Avec leurs pitreries et leurs mimes, une troupe de clowns au nez rouge déclenche ce que l’on entend rarement dans les immenses camps de réfugiés rohingyas du sud du Bangladesh: des rires d’enfants.
Entourés par une foule enthousiaste, des acrobates rivalisent d’habileté sur fond de musique électronique. Le visage peinturluré de blanc, des clowns font des grimaces aux gamins.
Ce cirque apporte une distraction bienvenue dans les cités de tentes surpeuplées. Des centaines de milliers d’enfants rohingyas y vivent, traumatisés pour certains par les violences auxquelles ils ont assisté en Birmanie voisine.
« C’est hilarant. Je n’ai jamais rien vu de tel. Mes amis et moi ne pouvions pas nous arrêter de rire », raconte Mohammad Noor, 10 ans.
Ce garçon a fui la Birmanie le mois dernier après la mort de son père dans les violences considérées par l’ONU comme une épuration ethnique. Avec sa mère et ses trois frères et sœurs, ils vivent dans un abri rudimentaire du camp de Kutupalong où la vie se résume à survivre.
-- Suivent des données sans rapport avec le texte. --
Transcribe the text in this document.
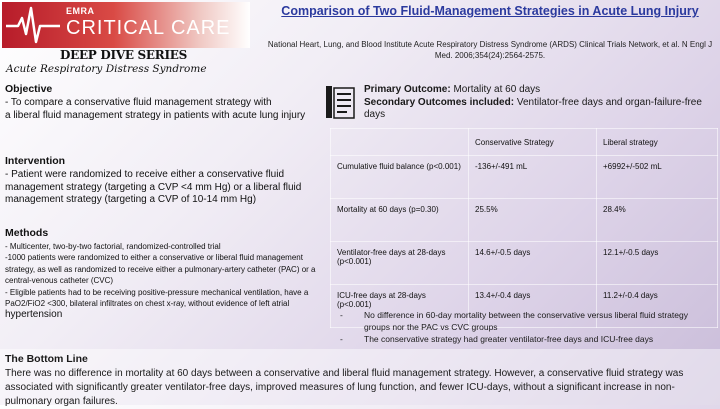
EMRA
CRITICAL CARE
DEEP DIVE SERIES
Acute Respiratory Distress Syndrome
Comparison of Two Fluid-Management Strategies in Acute Lung Injury
National Heart, Lung, and Blood Institute Acute Respiratory Distress Syndrome (ARDS) Clinical Trials Network, et al. N Engl J Med. 2006;354(24):2564-2575.
Objective
- To compare a conservative fluid management strategy with
a liberal fluid management strategy in patients with acute lung injury
Intervention
- Patient were randomized to receive either a conservative fluid management strategy (targeting a CVP <4 mm Hg) or a liberal fluid management strategy (targeting a CVP of 10-14 mm Hg)
Methods
- Multicenter, two-by-two factorial, randomized-controlled trial
-1000 patients were randomized to either a conservative or liberal fluid management strategy, as well as randomized to receive either a pulmonary-artery catheter (PAC) or a central-venous catheter (CVC)
- Eligible patients had to be receiving positive-pressure mechanical ventilation, have a PaO2/FiO2 <300, bilateral infiltrates on chest x-ray, without evidence of left atrial hypertension
Primary Outcome: Mortality at 60 days
Secondary Outcomes included: Ventilator-free days and organ-failure-free days
	Conservative Strategy	Liberal strategy
Cumulative fluid balance (p<0.001)	-136+/-491 mL	+6992+/-502 mL
Mortality at 60 days (p=0.30)	25.5%	28.4%
Ventilator-free days at 28-days (p<0.001)	14.6+/-0.5 days	12.1+/-0.5 days
ICU-free days at 28-days (p<0.001)	13.4+/-0.4 days	11.2+/-0.4 days
- No difference in 60-day mortality between the conservative versus liberal fluid strategy groups nor the PAC vs CVC groups
- The conservative strategy had greater ventilator-free days and ICU-free days
The Bottom Line
There was no difference in mortality at 60 days between a conservative and liberal fluid management strategy. However, a conservative fluid strategy was associated with significantly greater ventilator-free days, improved measures of lung function, and fewer ICU-days, without a significant increase in non-pulmonary organ failures.
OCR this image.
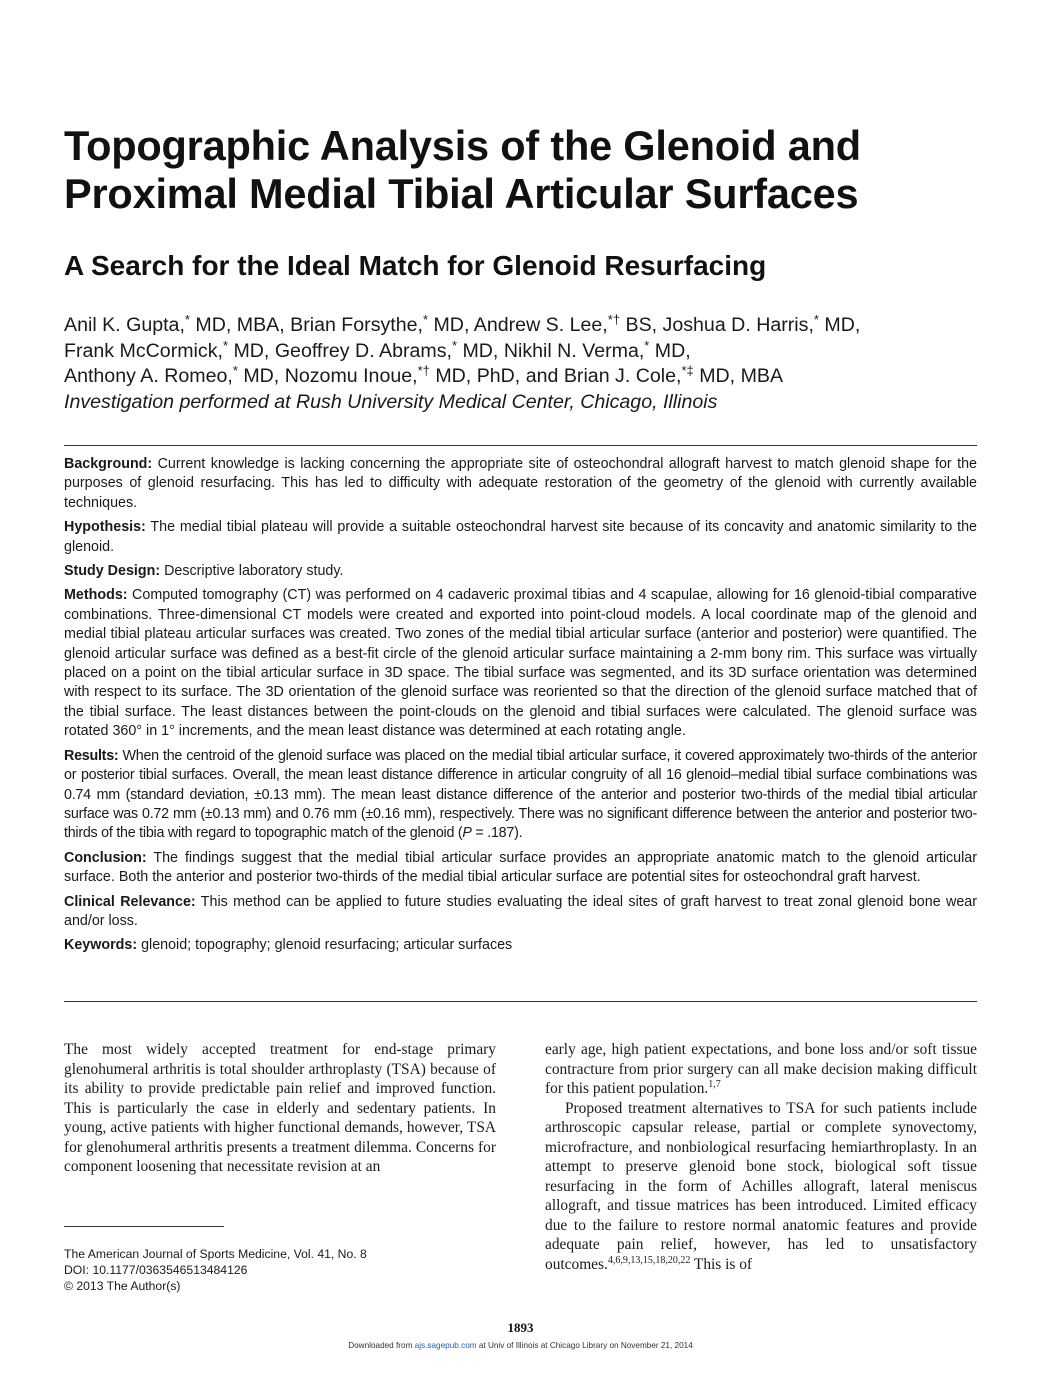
Topographic Analysis of the Glenoid and Proximal Medial Tibial Articular Surfaces
A Search for the Ideal Match for Glenoid Resurfacing
Anil K. Gupta,* MD, MBA, Brian Forsythe,* MD, Andrew S. Lee,*† BS, Joshua D. Harris,* MD,
Frank McCormick,* MD, Geoffrey D. Abrams,* MD, Nikhil N. Verma,* MD,
Anthony A. Romeo,* MD, Nozomu Inoue,*† MD, PhD, and Brian J. Cole,*‡ MD, MBA
Investigation performed at Rush University Medical Center, Chicago, Illinois

Background: Current knowledge is lacking concerning the appropriate site of osteochondral allograft harvest to match glenoid shape for the purposes of glenoid resurfacing. This has led to difficulty with adequate restoration of the geometry of the glenoid with currently available techniques.

Hypothesis: The medial tibial plateau will provide a suitable osteochondral harvest site because of its concavity and anatomic similarity to the glenoid.

Study Design: Descriptive laboratory study.

Methods: Computed tomography (CT) was performed on 4 cadaveric proximal tibias and 4 scapulae, allowing for 16 glenoid-tibial comparative combinations. Three-dimensional CT models were created and exported into point-cloud models. A local coordinate map of the glenoid and medial tibial plateau articular surfaces was created. Two zones of the medial tibial articular surface (anterior and posterior) were quantified. The glenoid articular surface was defined as a best-fit circle of the glenoid articular surface maintaining a 2-mm bony rim. This surface was virtually placed on a point on the tibial articular surface in 3D space. The tibial surface was segmented, and its 3D surface orientation was determined with respect to its surface. The 3D orientation of the glenoid surface was reoriented so that the direction of the glenoid surface matched that of the tibial surface. The least distances between the point-clouds on the glenoid and tibial surfaces were calculated. The glenoid surface was rotated 360° in 1° increments, and the mean least distance was determined at each rotating angle.

Results: When the centroid of the glenoid surface was placed on the medial tibial articular surface, it covered approximately two-thirds of the anterior or posterior tibial surfaces. Overall, the mean least distance difference in articular congruity of all 16 glenoid–medial tibial surface combinations was 0.74 mm (standard deviation, ±0.13 mm). The mean least distance difference of the anterior and posterior two-thirds of the medial tibial articular surface was 0.72 mm (±0.13 mm) and 0.76 mm (±0.16 mm), respectively. There was no significant difference between the anterior and posterior two-thirds of the tibia with regard to topographic match of the glenoid (P = .187).

Conclusion: The findings suggest that the medial tibial articular surface provides an appropriate anatomic match to the glenoid articular surface. Both the anterior and posterior two-thirds of the medial tibial articular surface are potential sites for osteochondral graft harvest.

Clinical Relevance: This method can be applied to future studies evaluating the ideal sites of graft harvest to treat zonal glenoid bone wear and/or loss.

Keywords: glenoid; topography; glenoid resurfacing; articular surfaces

The most widely accepted treatment for end-stage primary glenohumeral arthritis is total shoulder arthroplasty (TSA) because of its ability to provide predictable pain relief and improved function. This is particularly the case in elderly and sedentary patients. In young, active patients with higher functional demands, however, TSA for glenohumeral arthritis presents a treatment dilemma. Concerns for component loosening that necessitate revision at an

early age, high patient expectations, and bone loss and/or soft tissue contracture from prior surgery can all make decision making difficult for this patient population.$^{1,7}$

Proposed treatment alternatives to TSA for such patients include arthroscopic capsular release, partial or complete synovectomy, microfracture, and nonbiological resurfacing hemiarthroplasty. In an attempt to preserve glenoid bone stock, biological soft tissue resurfacing in the form of Achilles allograft, lateral meniscus allograft, and tissue matrices has been introduced. Limited efficacy due to the failure to restore normal anatomic features and provide adequate pain relief, however, has led to unsatisfactory outcomes.$^{4,6,9,13,15,18,20,22}$ This is of

The American Journal of Sports Medicine, Vol. 41, No. 8
DOI: 10.1177/0363546513484126
© 2013 The Author(s)
1893
Downloaded from ajs.sagepub.com at Univ of Illinois at Chicago Library on November 21, 2014
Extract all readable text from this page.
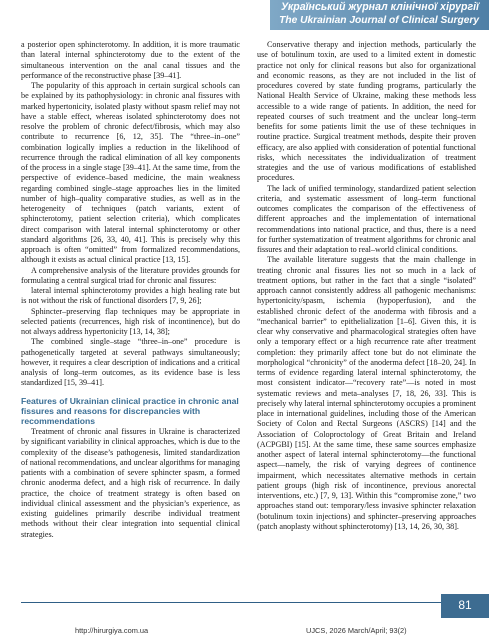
Український журнал клінічної хірургії
The Ukrainian Journal of Clinical Surgery

a posterior open sphincterotomy. In addition, it is more traumatic than lateral internal sphincterotomy due to the extent of the simultaneous intervention on the anal canal tissues and the performance of the reconstructive phase [39–41].

The popularity of this approach in certain surgical schools can be explained by its pathophysiology: in chronic anal fissures with marked hypertonicity, isolated plasty without spasm relief may not have a stable effect, whereas isolated sphincterotomy does not resolve the problem of chronic defect/fibrosis, which may also contribute to recurrence [6, 12, 35]. The “three–in–one” combination logically implies a reduction in the likelihood of recurrence through the radical elimination of all key components of the process in a single stage [39–41]. At the same time, from the perspective of evidence–based medicine, the main weakness regarding combined single–stage approaches lies in the limited number of high–quality comparative studies, as well as in the heterogeneity of techniques (patch variants, extent of sphincterotomy, patient selection criteria), which complicates direct comparison with lateral internal sphincterotomy or other standard algorithms [26, 33, 40, 41]. This is precisely why this approach is often “omitted” from formalized recommendations, although it exists as actual clinical practice [13, 15].

A comprehensive analysis of the literature provides grounds for formulating a central surgical triad for chronic anal fissures:

lateral internal sphincterotomy provides a high healing rate but is not without the risk of functional disorders [7, 9, 26];

Sphincter–preserving flap techniques may be appropriate in selected patients (recurrences, high risk of incontinence), but do not always address hypertonicity [13, 14, 38];

The combined single–stage “three–in–one” procedure is pathogenetically targeted at several pathways simultaneously; however, it requires a clear description of indications and a critical analysis of long–term outcomes, as its evidence base is less standardized [15, 39–41].

Features of Ukrainian clinical practice in chronic anal fissures and reasons for discrepancies with recommendations

Treatment of chronic anal fissures in Ukraine is characterized by significant variability in clinical approaches, which is due to the complexity of the disease’s pathogenesis, limited standardization of national recommendations, and unclear algorithms for managing patients with a combination of severe sphincter spasm, a formed chronic anoderma defect, and a high risk of recurrence. In daily practice, the choice of treatment strategy is often based on individual clinical assessment and the physician’s experience, as existing guidelines primarily describe individual treatment methods without their clear integration into sequential clinical strategies.

Conservative therapy and injection methods, particularly the use of botulinum toxin, are used to a limited extent in domestic practice not only for clinical reasons but also for organizational and economic reasons, as they are not included in the list of procedures covered by state funding programs, particularly the National Health Service of Ukraine, making these methods less accessible to a wide range of patients. In addition, the need for repeated courses of such treatment and the unclear long–term benefits for some patients limit the use of these techniques in routine practice. Surgical treatment methods, despite their proven efficacy, are also applied with consideration of potential functional risks, which necessitates the individualization of treatment strategies and the use of various modifications of established procedures.

The lack of unified terminology, standardized patient selection criteria, and systematic assessment of long–term functional outcomes complicates the comparison of the effectiveness of different approaches and the implementation of international recommendations into national practice, and thus, there is a need for further systematization of treatment algorithms for chronic anal fissures and their adaptation to real–world clinical conditions.

The available literature suggests that the main challenge in treating chronic anal fissures lies not so much in a lack of treatment options, but rather in the fact that a single “isolated” approach cannot consistently address all pathogenic mechanisms: hypertonicity/spasm, ischemia (hypoperfusion), and the established chronic defect of the anoderma with fibrosis and a “mechanical barrier” to epithelialization [1–6]. Given this, it is clear why conservative and pharmacological strategies often have only a temporary effect or a high recurrence rate after treatment completion: they primarily affect tone but do not eliminate the morphological “chronicity” of the anoderma defect [18–20, 24]. In terms of evidence regarding lateral internal sphincterotomy, the most consistent indicator—“recovery rate”—is noted in most systematic reviews and meta–analyses [7, 18, 26, 33]. This is precisely why lateral internal sphincterotomy occupies a prominent place in international guidelines, including those of the American Society of Colon and Rectal Surgeons (ASCRS) [14] and the Association of Coloproctology of Great Britain and Ireland (ACPGBI) [15]. At the same time, these same sources emphasize another aspect of lateral internal sphincterotomy—the functional aspect—namely, the risk of varying degrees of continence impairment, which necessitates alternative methods in certain patient groups (high risk of incontinence, previous anorectal interventions, etc.) [7, 9, 13]. Within this “compromise zone,” two approaches stand out: temporary/less invasive sphincter relaxation (botulinum toxin injections) and sphincter–preserving approaches (patch anoplasty without sphincterotomy) [13, 14, 26, 30, 38].

http://hirurgiya.com.ua	UJCS, 2026 March/April; 93(2)
81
« Notre seul but est d’amener le rire chez les Rohingyas », explique Rina Akter Putul, acrobate et seule femme de la troupe de cirque.
Des groupes de théâtre au Bangladesh se sont donnés pour mission de changer les idées aux personnes qui ont vécu une situation éprouvante, offrant à travers leurs performances une « thérapie du drame ».
Une troupe s’était ainsi produite pour les survivants du Rana Plaza, un atelier textile qui s’était effondré en 2013 en faisant 1.100 morts. D’autres artistes avaient organisé des performances dans un village où 50 enfants étaient morts dans un accident de la route.
« Faire rire les gens est une tâche difficile, particulièrement pour ceux qui ont perdu leurs parents dans le conflit » en Birmanie, dit Rina Akter Putul.
‘N’efface pas les cicatrices’
Les enfants constituent 60% des plus de 600.000 musulmans rohingyas de Birmanie qui sont passés au Bangladesh depuis fin août, estime l’ONU.
Beaucoup d’entre eux ont franchi la frontière seuls, ayant perdu leurs familles dans les attaques de leurs villages de l’État birman du Rakhine (ouest) par l’armée ou des milices bouddhistes.
Les ONG à pied d’œuvre dans ces camps de réfugiés s’inquiètent pour la santé mentale et les besoins émotionnels de ces enfants parfois sous le choc.
« Je suis sûr que notre spectacle vivra dans leur mémoire pour quelque temps. Cela n’effacera pas les cicatrices, mais ça leur redonnera le moral », avance Faker Ali, un acrobate qui pratique la « thérapie du drame » depuis deux décennies.
Mais les enfants ne sont pas les seuls à apprécier ce divertissement. Dans l’assistance, nombre d’adultes sont venus eux aussi chercher un répit du quotidien sinistre et misérable des camps.
« La vie en Arakan (autre nom du Rakhine, ndlr) est morne », explique Khairul Amin, un grand-père de 63 ans rencontré par l’AFP au milieu de la foule se pressant pour apercevoir les forains.
« Il n’y a ni télévision ou cinéma ou théâtre. Et il y a cette peur constante d’être tué ou arrêté par l’armée », ajoute-t-il.
Assise avec son plus jeune enfant sur ses genoux, Rehana rit et sourit de bon cœur aux bouffonneries des clowns: « Jamais de ma vie je ne me suis autant amusée », s’exclame-t-elle.